For years I’d dreamt of the weight of a child on my chest. I imagined how enormously whole I would feel rocking a baby, bouncing a toddler, and smelling their sweet breath as they slept in the crook of my neck. The epitome of motherhood is found as a woman holds a baby with ease and the child lays their head on her chest and shoulders.
That’s it. That’s the sign.
“Kyle, I can’t care if this takes forever. I can’t worry right now if people judge us or if we must fight a broken system or worry about anything else. I just need to know the boy we meet today will trust us enough to lay his head on my chest.”

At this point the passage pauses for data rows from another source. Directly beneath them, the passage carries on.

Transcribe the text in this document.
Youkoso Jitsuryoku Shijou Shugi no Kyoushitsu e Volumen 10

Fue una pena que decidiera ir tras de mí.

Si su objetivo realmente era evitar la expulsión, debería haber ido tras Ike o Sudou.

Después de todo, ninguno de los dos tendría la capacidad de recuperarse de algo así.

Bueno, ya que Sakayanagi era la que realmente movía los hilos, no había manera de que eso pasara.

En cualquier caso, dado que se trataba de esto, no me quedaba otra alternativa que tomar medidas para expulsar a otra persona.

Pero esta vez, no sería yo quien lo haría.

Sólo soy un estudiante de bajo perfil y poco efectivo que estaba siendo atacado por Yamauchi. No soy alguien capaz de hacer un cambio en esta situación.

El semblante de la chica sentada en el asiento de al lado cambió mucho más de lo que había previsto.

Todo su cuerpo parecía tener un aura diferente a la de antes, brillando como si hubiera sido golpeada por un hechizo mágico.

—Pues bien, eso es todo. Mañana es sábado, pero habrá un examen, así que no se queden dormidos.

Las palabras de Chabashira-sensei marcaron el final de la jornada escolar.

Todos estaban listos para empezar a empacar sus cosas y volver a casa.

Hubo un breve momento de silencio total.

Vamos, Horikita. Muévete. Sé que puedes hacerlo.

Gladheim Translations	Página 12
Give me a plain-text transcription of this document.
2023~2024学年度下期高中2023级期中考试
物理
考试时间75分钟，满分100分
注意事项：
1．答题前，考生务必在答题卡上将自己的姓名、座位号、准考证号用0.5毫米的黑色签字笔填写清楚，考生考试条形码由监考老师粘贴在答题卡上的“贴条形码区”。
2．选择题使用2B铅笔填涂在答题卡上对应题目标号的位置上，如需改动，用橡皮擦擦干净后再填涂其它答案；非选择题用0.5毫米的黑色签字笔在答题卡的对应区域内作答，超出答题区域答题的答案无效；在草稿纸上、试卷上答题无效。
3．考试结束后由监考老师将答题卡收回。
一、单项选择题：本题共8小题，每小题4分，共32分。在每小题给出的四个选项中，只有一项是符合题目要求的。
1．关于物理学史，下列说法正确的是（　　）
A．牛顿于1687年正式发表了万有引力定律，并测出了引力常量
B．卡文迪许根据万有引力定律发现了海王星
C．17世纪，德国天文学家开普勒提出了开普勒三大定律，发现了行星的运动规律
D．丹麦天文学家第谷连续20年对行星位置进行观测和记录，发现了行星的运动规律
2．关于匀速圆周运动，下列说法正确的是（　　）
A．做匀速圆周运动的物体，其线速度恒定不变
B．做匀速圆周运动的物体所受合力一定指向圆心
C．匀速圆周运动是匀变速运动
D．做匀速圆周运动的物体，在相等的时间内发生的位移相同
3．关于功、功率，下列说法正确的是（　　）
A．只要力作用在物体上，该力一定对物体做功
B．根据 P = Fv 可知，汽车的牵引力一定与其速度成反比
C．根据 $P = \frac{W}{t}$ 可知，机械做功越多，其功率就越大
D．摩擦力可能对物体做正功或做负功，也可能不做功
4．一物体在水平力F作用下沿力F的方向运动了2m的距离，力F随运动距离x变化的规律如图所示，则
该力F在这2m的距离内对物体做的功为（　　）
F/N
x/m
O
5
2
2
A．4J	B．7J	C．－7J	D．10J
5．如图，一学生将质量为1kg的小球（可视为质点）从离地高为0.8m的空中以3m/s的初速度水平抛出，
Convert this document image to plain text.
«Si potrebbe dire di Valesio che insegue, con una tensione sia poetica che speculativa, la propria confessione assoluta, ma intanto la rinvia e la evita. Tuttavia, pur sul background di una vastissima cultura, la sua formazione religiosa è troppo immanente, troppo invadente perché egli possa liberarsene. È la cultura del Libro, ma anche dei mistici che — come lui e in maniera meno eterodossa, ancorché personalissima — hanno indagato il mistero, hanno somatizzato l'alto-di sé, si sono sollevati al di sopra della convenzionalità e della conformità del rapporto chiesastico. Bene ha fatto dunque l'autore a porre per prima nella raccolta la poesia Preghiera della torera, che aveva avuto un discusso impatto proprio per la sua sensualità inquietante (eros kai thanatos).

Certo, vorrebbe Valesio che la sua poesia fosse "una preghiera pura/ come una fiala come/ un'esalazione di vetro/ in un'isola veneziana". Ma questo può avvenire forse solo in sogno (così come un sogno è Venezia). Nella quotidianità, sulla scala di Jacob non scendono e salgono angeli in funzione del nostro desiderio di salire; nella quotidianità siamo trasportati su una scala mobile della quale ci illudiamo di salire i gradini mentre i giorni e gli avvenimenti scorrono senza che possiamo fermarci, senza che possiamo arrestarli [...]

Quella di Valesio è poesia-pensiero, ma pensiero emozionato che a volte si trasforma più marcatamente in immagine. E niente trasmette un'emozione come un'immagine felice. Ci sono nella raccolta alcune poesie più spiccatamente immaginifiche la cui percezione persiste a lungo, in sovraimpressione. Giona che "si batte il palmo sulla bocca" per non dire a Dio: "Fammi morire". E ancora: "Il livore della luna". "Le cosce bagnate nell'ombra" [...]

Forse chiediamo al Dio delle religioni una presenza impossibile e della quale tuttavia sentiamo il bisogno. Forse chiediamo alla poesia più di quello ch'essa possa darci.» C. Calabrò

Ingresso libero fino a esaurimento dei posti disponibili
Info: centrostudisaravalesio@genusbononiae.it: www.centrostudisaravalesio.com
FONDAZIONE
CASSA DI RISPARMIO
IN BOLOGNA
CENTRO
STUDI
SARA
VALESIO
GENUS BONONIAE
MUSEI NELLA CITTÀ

And so unceremoniously, like the closing of a door, like the beginning of any other day, like the opening of a curtain—back and forth, back and forth—like the ordinary days that weave together the moments that change you forever, the hour came, and we would meet him for the first time.
It was hot.
I was nervous.
Kyle was impatient.
The social worker was late.
And I was pregnant.
We were in a park in Jackson, Mississippi and had been pacing for almost an hour. I was facing my husband when I heard a car pull up. I turned around to see a woman place a small boy on the ground in front of us. He waddled towards me in clothes and shoes that were a bit too big, he smelled like spaghetti, and I breathlessly whispered to my husband,
“Oh God, that’s him. That’s our son.”
We delicately introduced ourselves to him and let him show us the way. We played on the slide, he hated the swing set, and we walked in circles for over an hour. As we sat down to talk logistics with the social worker, I made my lap available, moving my purse to the sidewalk and trying to act casual and not gawk at how beautiful he was. My head was turned towards my husband, and I was staring into the sun over my shoulder when I felt the world stop spinning.
The weight. His weight. I couldn’t breathe. Thank you, Jesus.
In a matter of seconds, he had found my lap, curled into a ball, and trusted me enough to lay his head on my chest. So naturally as if he’d done it a thousand times before. Kyle and I locked eyes and shared a moment that I will remember in vivid detail for the rest of my life. Just a few moments later he would walk to Kyle, lift his arms so patiently as if knowing he would pick him up, and he laid his head on Kyle’s shoulders, too. That weight. We soaked in every second.
That was the day we met our son.
It wasn’t pretty, it was painted in a shade of sadness that can only be known by loss. But God can restore the most broken things and make them beautiful.
We stood to say our goodbyes and I tried to act calm as I strapped him into a car that wouldn’t be taking him to our home that day. I stayed in the parking lot waving him off long after they turned the corner. Kyle and I climbed into his truck and sat speechless for several minutes.
I rubbed my belly for moment acknowledging her presence, too.
Then the overwhelming sensation of time consumed me.
Like the firing of a gun to tell marathon runners it is time to sprint, there was a bang and I understood that we had just begun and we had a very, very long way to go.